No creo que Reinaldo Pared Pérez tomara de acechón, en la trampa de una ola depresiva, la decisión de poner fin a su vida. Me luce que fue una conclusión sopesada, que atañía a la libertad de conciencia con la que actuó siempre.
Amorosamente asistido en la soledad de su padecimiento hubo de pensar que la vida de un ser de su dimensión no podía limitarse a una mera existencia biológica, que vivir sin sentirse útil, afectando y limitando la vida de sus seres queridos hacía poco sentido.
Enfrentó con gallardía una maratónica intervención quirúrgica en que los pronósticos de vida eran a menos, resistió los tratamientos que consumieron su cuerpo y a poco más de un año de peripecias en la que en oportunidades se sintió agotado, el cáncer que le atacó lucía redimido, pero ya le había tronchado para siempre su carrera política, su vida pública y limitados los deleites que le desestresaban y le daban alegría.
Contaba con una compañera de vida dedicada a cuidarle con esmero, con hijos y hermanos que veían por sus ojos, el privilegio de una madre viva, hermosos nietos que iniciaban la existencia cuando él la sentía en sinuosa curva final, compañeros de larga data en su vida política que lo sentían como hermano, pero junto a la recuperación que experimentaba cruzaba una proyección que no descartaba: el futuro retorno de células cancerígenas que lo postraran en condiciones bajo las que no quería despedirse.

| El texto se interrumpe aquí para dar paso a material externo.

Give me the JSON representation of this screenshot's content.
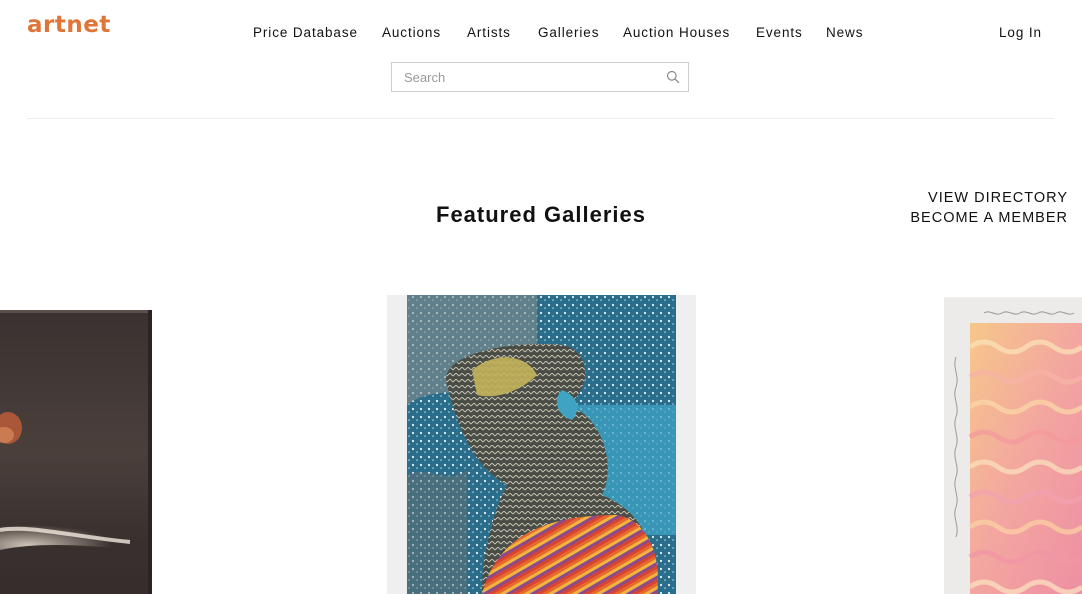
{
  "header": {
    "logo": "artnet",
    "nav": [
      {
        "label": "Price Database"
      },
      {
        "label": "Auctions"
      },
      {
        "label": "Artists"
      },
      {
        "label": "Galleries"
      },
      {
        "label": "Auction Houses"
      },
      {
        "label": "Events"
      },
      {
        "label": "News"
      }
    ],
    "login": "Log In",
    "search": {
      "placeholder": "Search",
      "value": ""
    }
  },
  "main": {
    "section_title": "Featured Galleries",
    "links": {
      "view_directory": "VIEW DIRECTORY",
      "become_member": "BECOME A MEMBER"
    },
    "featured_cards": [
      {
        "name": "dark-figure-painting"
      },
      {
        "name": "woven-figure-artwork"
      },
      {
        "name": "pink-wave-painting"
      }
    ]
  },
  "colors": {
    "brand": "#e0753a",
    "text": "#111111",
    "border": "#cfcfcf",
    "divider": "#ececec"
  },
  "icons": {
    "search": "search-icon"
  }
}
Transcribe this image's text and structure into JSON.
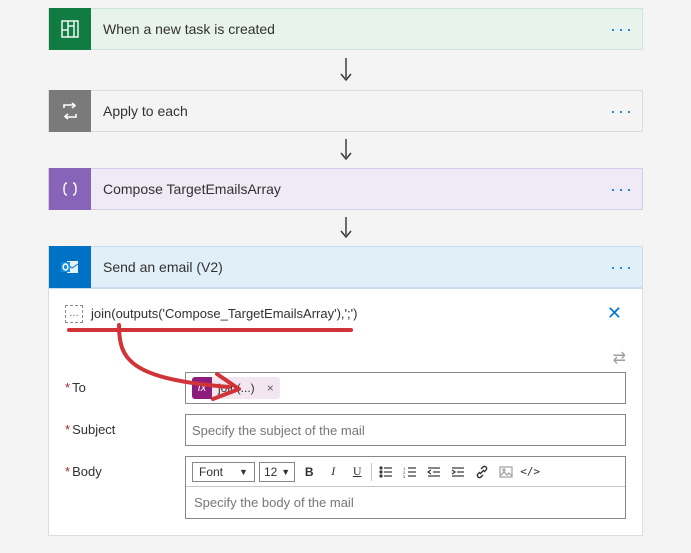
{
  "steps": {
    "trigger": {
      "title": "When a new task is created"
    },
    "apply": {
      "title": "Apply to each"
    },
    "compose": {
      "title": "Compose TargetEmailsArray"
    },
    "email": {
      "title": "Send an email (V2)"
    }
  },
  "peek": {
    "expression": "join(outputs('Compose_TargetEmailsArray'),';')"
  },
  "form": {
    "to_label": "To",
    "subject_label": "Subject",
    "body_label": "Body",
    "token_fx": "fx",
    "token_label": "join(...)",
    "token_x": "×",
    "subject_placeholder": "Specify the subject of the mail",
    "body_placeholder": "Specify the body of the mail"
  },
  "rte": {
    "font_label": "Font",
    "size_label": "12",
    "bold": "B",
    "italic": "I",
    "underline": "U",
    "code": "</>"
  },
  "more": "···"
}
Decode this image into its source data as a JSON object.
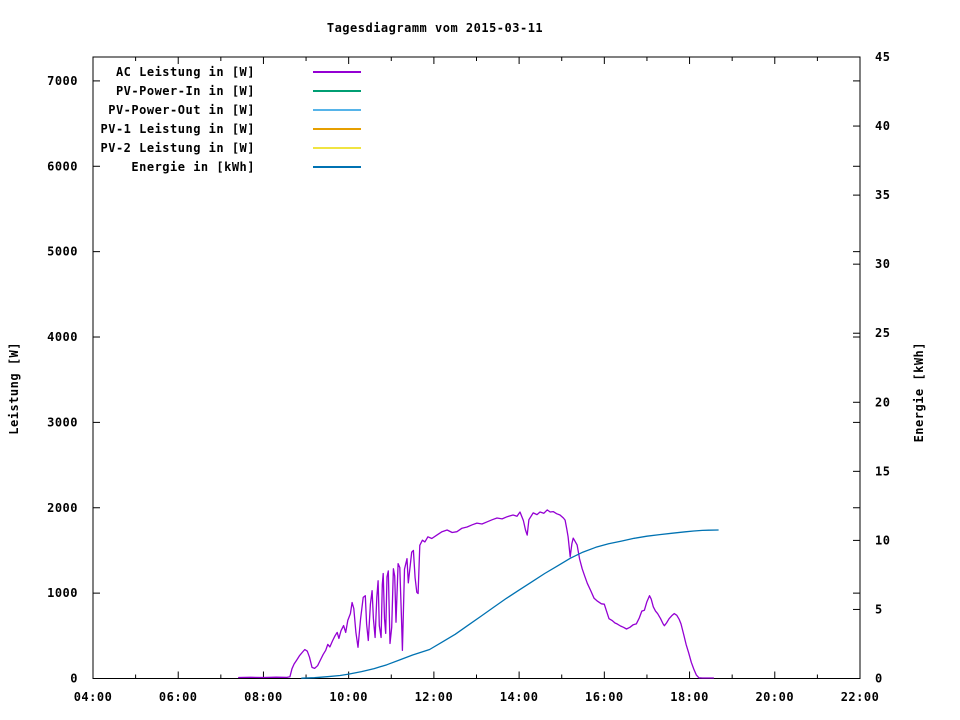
{
  "chart_data": {
    "type": "line",
    "title": "Tagesdiagramm vom 2015-03-11",
    "y1_label": "Leistung [W]",
    "y2_label": "Energie [kWh]",
    "x_range_hours": [
      4,
      22
    ],
    "x_ticks_major_hours": [
      4,
      6,
      8,
      10,
      12,
      14,
      16,
      18,
      20,
      22
    ],
    "x_ticks_minor_hours": [
      5,
      7,
      9,
      11,
      13,
      15,
      17,
      19,
      21
    ],
    "x_tick_labels": [
      "04:00",
      "06:00",
      "08:00",
      "10:00",
      "12:00",
      "14:00",
      "16:00",
      "18:00",
      "20:00",
      "22:00"
    ],
    "y1_range": [
      0,
      7280
    ],
    "y1_tick_values": [
      0,
      1000,
      2000,
      3000,
      4000,
      5000,
      6000,
      7000
    ],
    "y1_tick_labels": [
      "0",
      "1000",
      "2000",
      "3000",
      "4000",
      "5000",
      "6000",
      "7000"
    ],
    "y2_range": [
      0,
      45
    ],
    "y2_tick_values": [
      0,
      5,
      10,
      15,
      20,
      25,
      30,
      35,
      40,
      45
    ],
    "y2_tick_labels": [
      "0",
      "5",
      "10",
      "15",
      "20",
      "25",
      "30",
      "35",
      "40",
      "45"
    ],
    "grid": false,
    "legend_position": "top-left",
    "colors": {
      "foreground": "#000000",
      "background": "#ffffff"
    },
    "series": [
      {
        "name": "ac-leistung",
        "label": "AC Leistung in [W]",
        "color": "#9400d3",
        "axis": "y1",
        "points": [
          [
            7.42,
            12
          ],
          [
            7.7,
            14
          ],
          [
            8.0,
            12
          ],
          [
            8.3,
            15
          ],
          [
            8.55,
            13
          ],
          [
            8.62,
            20
          ],
          [
            8.67,
            115
          ],
          [
            8.72,
            170
          ],
          [
            8.78,
            215
          ],
          [
            8.85,
            270
          ],
          [
            8.92,
            310
          ],
          [
            8.97,
            340
          ],
          [
            9.03,
            320
          ],
          [
            9.08,
            250
          ],
          [
            9.14,
            130
          ],
          [
            9.2,
            118
          ],
          [
            9.27,
            150
          ],
          [
            9.33,
            210
          ],
          [
            9.4,
            280
          ],
          [
            9.46,
            330
          ],
          [
            9.51,
            400
          ],
          [
            9.56,
            370
          ],
          [
            9.62,
            440
          ],
          [
            9.68,
            500
          ],
          [
            9.73,
            540
          ],
          [
            9.77,
            470
          ],
          [
            9.82,
            560
          ],
          [
            9.88,
            620
          ],
          [
            9.93,
            540
          ],
          [
            9.98,
            680
          ],
          [
            10.04,
            760
          ],
          [
            10.08,
            890
          ],
          [
            10.12,
            820
          ],
          [
            10.17,
            540
          ],
          [
            10.22,
            365
          ],
          [
            10.28,
            700
          ],
          [
            10.34,
            950
          ],
          [
            10.39,
            970
          ],
          [
            10.42,
            640
          ],
          [
            10.46,
            445
          ],
          [
            10.51,
            870
          ],
          [
            10.55,
            1030
          ],
          [
            10.58,
            700
          ],
          [
            10.62,
            480
          ],
          [
            10.66,
            950
          ],
          [
            10.69,
            1145
          ],
          [
            10.72,
            620
          ],
          [
            10.76,
            480
          ],
          [
            10.79,
            1100
          ],
          [
            10.81,
            1230
          ],
          [
            10.84,
            700
          ],
          [
            10.87,
            530
          ],
          [
            10.9,
            1190
          ],
          [
            10.93,
            1260
          ],
          [
            10.97,
            410
          ],
          [
            11.01,
            600
          ],
          [
            11.05,
            1285
          ],
          [
            11.08,
            1200
          ],
          [
            11.11,
            660
          ],
          [
            11.16,
            1345
          ],
          [
            11.2,
            1300
          ],
          [
            11.24,
            700
          ],
          [
            11.26,
            330
          ],
          [
            11.31,
            1280
          ],
          [
            11.37,
            1405
          ],
          [
            11.4,
            1120
          ],
          [
            11.44,
            1300
          ],
          [
            11.48,
            1480
          ],
          [
            11.52,
            1500
          ],
          [
            11.56,
            1180
          ],
          [
            11.6,
            1010
          ],
          [
            11.63,
            995
          ],
          [
            11.67,
            1560
          ],
          [
            11.73,
            1620
          ],
          [
            11.79,
            1600
          ],
          [
            11.86,
            1660
          ],
          [
            11.95,
            1640
          ],
          [
            12.07,
            1680
          ],
          [
            12.19,
            1720
          ],
          [
            12.31,
            1740
          ],
          [
            12.43,
            1710
          ],
          [
            12.54,
            1720
          ],
          [
            12.66,
            1760
          ],
          [
            12.78,
            1775
          ],
          [
            12.9,
            1800
          ],
          [
            13.01,
            1820
          ],
          [
            13.13,
            1810
          ],
          [
            13.25,
            1835
          ],
          [
            13.37,
            1860
          ],
          [
            13.48,
            1880
          ],
          [
            13.6,
            1870
          ],
          [
            13.72,
            1895
          ],
          [
            13.86,
            1915
          ],
          [
            13.95,
            1900
          ],
          [
            14.02,
            1950
          ],
          [
            14.1,
            1850
          ],
          [
            14.15,
            1740
          ],
          [
            14.19,
            1680
          ],
          [
            14.23,
            1860
          ],
          [
            14.33,
            1940
          ],
          [
            14.42,
            1920
          ],
          [
            14.49,
            1950
          ],
          [
            14.58,
            1935
          ],
          [
            14.66,
            1975
          ],
          [
            14.73,
            1950
          ],
          [
            14.8,
            1955
          ],
          [
            14.88,
            1930
          ],
          [
            14.96,
            1915
          ],
          [
            15.04,
            1880
          ],
          [
            15.08,
            1855
          ],
          [
            15.12,
            1750
          ],
          [
            15.15,
            1660
          ],
          [
            15.2,
            1425
          ],
          [
            15.24,
            1580
          ],
          [
            15.27,
            1645
          ],
          [
            15.32,
            1600
          ],
          [
            15.36,
            1565
          ],
          [
            15.42,
            1400
          ],
          [
            15.48,
            1285
          ],
          [
            15.54,
            1200
          ],
          [
            15.6,
            1115
          ],
          [
            15.68,
            1030
          ],
          [
            15.76,
            940
          ],
          [
            15.84,
            905
          ],
          [
            15.93,
            875
          ],
          [
            16.0,
            870
          ],
          [
            16.05,
            790
          ],
          [
            16.11,
            700
          ],
          [
            16.18,
            680
          ],
          [
            16.25,
            650
          ],
          [
            16.3,
            640
          ],
          [
            16.38,
            615
          ],
          [
            16.45,
            600
          ],
          [
            16.52,
            580
          ],
          [
            16.6,
            600
          ],
          [
            16.68,
            630
          ],
          [
            16.75,
            640
          ],
          [
            16.82,
            710
          ],
          [
            16.88,
            790
          ],
          [
            16.94,
            800
          ],
          [
            17.0,
            900
          ],
          [
            17.06,
            970
          ],
          [
            17.1,
            930
          ],
          [
            17.15,
            840
          ],
          [
            17.2,
            790
          ],
          [
            17.25,
            760
          ],
          [
            17.32,
            700
          ],
          [
            17.38,
            640
          ],
          [
            17.41,
            618
          ],
          [
            17.46,
            650
          ],
          [
            17.52,
            700
          ],
          [
            17.58,
            735
          ],
          [
            17.64,
            760
          ],
          [
            17.7,
            740
          ],
          [
            17.76,
            690
          ],
          [
            17.8,
            640
          ],
          [
            17.86,
            520
          ],
          [
            17.92,
            400
          ],
          [
            17.98,
            300
          ],
          [
            18.04,
            190
          ],
          [
            18.1,
            110
          ],
          [
            18.16,
            40
          ],
          [
            18.22,
            8
          ],
          [
            18.3,
            6
          ],
          [
            18.4,
            6
          ],
          [
            18.5,
            6
          ],
          [
            18.56,
            6
          ]
        ]
      },
      {
        "name": "pv-power-in",
        "label": "PV-Power-In in [W]",
        "color": "#009e73",
        "axis": "y1",
        "points": []
      },
      {
        "name": "pv-power-out",
        "label": "PV-Power-Out in [W]",
        "color": "#56b4e9",
        "axis": "y1",
        "points": []
      },
      {
        "name": "pv1-leistung",
        "label": "PV-1 Leistung in [W]",
        "color": "#e69f00",
        "axis": "y1",
        "points": []
      },
      {
        "name": "pv2-leistung",
        "label": "PV-2 Leistung in [W]",
        "color": "#f0e442",
        "axis": "y1",
        "points": []
      },
      {
        "name": "energie",
        "label": "Energie in [kWh]",
        "color": "#0072b2",
        "axis": "y2",
        "points": [
          [
            8.9,
            0.02
          ],
          [
            9.2,
            0.06
          ],
          [
            9.5,
            0.13
          ],
          [
            9.8,
            0.22
          ],
          [
            10.0,
            0.32
          ],
          [
            10.3,
            0.5
          ],
          [
            10.6,
            0.72
          ],
          [
            10.9,
            1.0
          ],
          [
            11.2,
            1.35
          ],
          [
            11.5,
            1.7
          ],
          [
            11.9,
            2.1
          ],
          [
            12.2,
            2.65
          ],
          [
            12.5,
            3.2
          ],
          [
            12.8,
            3.85
          ],
          [
            13.1,
            4.5
          ],
          [
            13.4,
            5.15
          ],
          [
            13.7,
            5.8
          ],
          [
            14.0,
            6.4
          ],
          [
            14.3,
            7.0
          ],
          [
            14.6,
            7.6
          ],
          [
            14.9,
            8.15
          ],
          [
            15.2,
            8.7
          ],
          [
            15.5,
            9.15
          ],
          [
            15.8,
            9.5
          ],
          [
            16.1,
            9.75
          ],
          [
            16.4,
            9.95
          ],
          [
            16.7,
            10.15
          ],
          [
            17.0,
            10.3
          ],
          [
            17.3,
            10.42
          ],
          [
            17.6,
            10.52
          ],
          [
            17.9,
            10.62
          ],
          [
            18.1,
            10.68
          ],
          [
            18.3,
            10.72
          ],
          [
            18.45,
            10.74
          ],
          [
            18.67,
            10.75
          ]
        ]
      }
    ]
  }
}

Me asalta el convencimiento de que escogió en racionalidad el derecho a una muerte digna, a partir de sorpresa y sin lecho de agonía.
Lo único que había dejado al azar era el momento, que entendió presentado la noche lúgubre en la que se disparó al corazón. Nunca salía jueves a su retiro de Juan Dolio, pero escaseó el agua en su residencia habitual por lo que acogió la sugerencia de su amada esposa Ingrid de trasladarse al entorno playero para que se sintiera más confortable, sin que ella sospechara que allí tenía guardado el instrumento de la previsión final.
Conociendo al Flaco, como lo apodaban sus hermanos de sangre, e imaginando las preguntas que debía estarse formulando sobre su nueva existencia, le habían retirado las armas de fuego que poseía, pero él dejó una a salvo del escarceo.
Sumido en el dolor y la tristeza que habita en todos los que lo trataron y tuvieron oportunidad de intimar con él, hoy no puedo hacer otra cosa que respetar su decisión y desear que donde habite encuentre la luz que buscó con su fe cristiana, con sus constantes expresiones de amor al prójimo y su espíritu solidario.
Como servidor público que fue escalando peldaño a peldaño distintas posiciones en la que su capacidad, su honestidad y la firmeza de sus actuaciones les granjearon admiración y respeto; como político que alcanzó en su partido nivel de figura emblemática, como defensor de la dominicanidad, como jurista, siempre colocó por delante los intereses del país.
Ni las circunstancias ni la vida le alcanzaron para llegar a la presidencia de la República, pero me enorgullece haberle respaldado en las dos oportunidades en la que lo intentó. De haberlo logrado no me cabe duda que habría sido un gran mandatario.
El último y reciente momento de felicidad vivido fue el nacimiento de una nieta ¿Se habrá preguntado entonces que imagen del abuelo le dejaría grabada cuando entrara en uso de razón?